RoadSafe for Parents, the campaign that reminds parents of their unique ability to keep young drivers safe, has received backing from Phillip Schofield.

Philip Schofield says: “As a TV presenter, you research, script, rehearse and plan. In short, you leave nothing to chance.

“It should be the same when learning to drive. Better planning and education for young drivers will save lives, and better information for parents is key to keeping our children safe. That’s why I am supporting RoadSafe for Parents.”

According to RoadSafe for Parents there is increasing evidence that social factors have an impact on young drivers, and parental involvement is significant.

Poppy Husband, evidence base researcher for Devon County Council, said: “Research shows, if parents take risks it is likely that their children will too. By monitoring their own driving, parents can play a key role in reducing the number of crashes involving young people.”

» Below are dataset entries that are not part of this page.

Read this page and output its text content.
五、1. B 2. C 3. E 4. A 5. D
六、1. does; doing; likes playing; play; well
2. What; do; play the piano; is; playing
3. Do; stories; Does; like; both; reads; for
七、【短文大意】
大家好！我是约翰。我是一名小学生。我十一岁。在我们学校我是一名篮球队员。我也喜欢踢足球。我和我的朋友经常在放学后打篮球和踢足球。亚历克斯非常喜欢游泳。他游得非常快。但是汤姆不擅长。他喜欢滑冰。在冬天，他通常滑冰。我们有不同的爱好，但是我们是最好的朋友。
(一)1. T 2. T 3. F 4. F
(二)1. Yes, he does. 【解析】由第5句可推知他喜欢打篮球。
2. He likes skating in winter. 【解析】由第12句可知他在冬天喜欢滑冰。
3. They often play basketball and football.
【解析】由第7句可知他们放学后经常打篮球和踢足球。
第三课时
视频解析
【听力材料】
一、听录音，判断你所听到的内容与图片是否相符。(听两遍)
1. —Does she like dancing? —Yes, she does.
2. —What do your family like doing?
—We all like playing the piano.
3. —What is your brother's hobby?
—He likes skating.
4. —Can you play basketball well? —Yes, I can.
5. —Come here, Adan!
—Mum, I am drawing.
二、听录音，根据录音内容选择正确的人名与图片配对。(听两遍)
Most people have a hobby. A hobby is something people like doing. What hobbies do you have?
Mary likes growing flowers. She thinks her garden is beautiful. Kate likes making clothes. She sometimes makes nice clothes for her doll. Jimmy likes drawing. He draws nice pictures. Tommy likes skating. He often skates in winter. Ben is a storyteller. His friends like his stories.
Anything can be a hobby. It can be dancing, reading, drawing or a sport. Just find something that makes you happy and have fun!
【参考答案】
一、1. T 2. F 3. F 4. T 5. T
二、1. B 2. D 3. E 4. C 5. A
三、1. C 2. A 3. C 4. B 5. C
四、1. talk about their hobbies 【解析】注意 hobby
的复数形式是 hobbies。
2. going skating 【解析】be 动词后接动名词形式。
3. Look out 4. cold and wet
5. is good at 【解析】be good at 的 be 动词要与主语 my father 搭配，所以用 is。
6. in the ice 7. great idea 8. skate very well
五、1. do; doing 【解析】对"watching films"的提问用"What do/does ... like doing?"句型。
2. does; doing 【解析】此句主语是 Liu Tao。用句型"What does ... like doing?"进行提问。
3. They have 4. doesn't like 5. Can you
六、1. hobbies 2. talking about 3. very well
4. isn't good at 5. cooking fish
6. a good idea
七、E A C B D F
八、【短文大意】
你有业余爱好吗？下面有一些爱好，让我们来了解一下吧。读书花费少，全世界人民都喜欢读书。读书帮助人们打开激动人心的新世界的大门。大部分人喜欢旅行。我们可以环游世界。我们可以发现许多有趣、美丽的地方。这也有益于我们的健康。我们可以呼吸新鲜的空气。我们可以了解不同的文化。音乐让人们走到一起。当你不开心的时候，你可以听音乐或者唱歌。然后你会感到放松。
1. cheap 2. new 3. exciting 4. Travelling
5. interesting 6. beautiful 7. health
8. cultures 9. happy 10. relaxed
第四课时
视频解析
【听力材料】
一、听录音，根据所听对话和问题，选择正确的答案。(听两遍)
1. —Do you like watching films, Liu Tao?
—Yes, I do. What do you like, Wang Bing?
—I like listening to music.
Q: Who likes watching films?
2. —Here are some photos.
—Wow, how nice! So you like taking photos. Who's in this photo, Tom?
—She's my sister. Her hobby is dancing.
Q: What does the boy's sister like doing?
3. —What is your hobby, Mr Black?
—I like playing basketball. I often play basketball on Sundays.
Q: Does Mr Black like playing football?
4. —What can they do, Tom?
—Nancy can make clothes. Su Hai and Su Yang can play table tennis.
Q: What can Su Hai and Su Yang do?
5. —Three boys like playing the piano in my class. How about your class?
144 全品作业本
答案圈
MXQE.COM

Adrian Walsh, RoadSafe director, has offered a number of tips for parents, including: setting a good example; taking a course or driving lesson to bring your skills up-to-date: putting a young driver in the safest car affordable; finding an Approved Driving Instructor (ADI); and thinking of simple solutions to problems such as offering to pick your child up or pay for a taxi.

Schools and organisations can help too. Software company a2om International has donated Drive iQ to more than 3,000 schools across Great Britain.

Nick Rowley, a2om CEO, says: “Parents and guardians have a critical role in helping young people become good, safe drivers.

“We are in the best position to act as role models and pass on our valuable knowledge and experience to help them prepare for things they may face when driving alone.”

Many road safety teams have already linked to the new RoadSafe for Parents site. Others wishing to do so should contact: info@roadsafe.com

For more information contact Clare Simpson on 0207 344 9236, or Adrian Walsh on 07887 552 708.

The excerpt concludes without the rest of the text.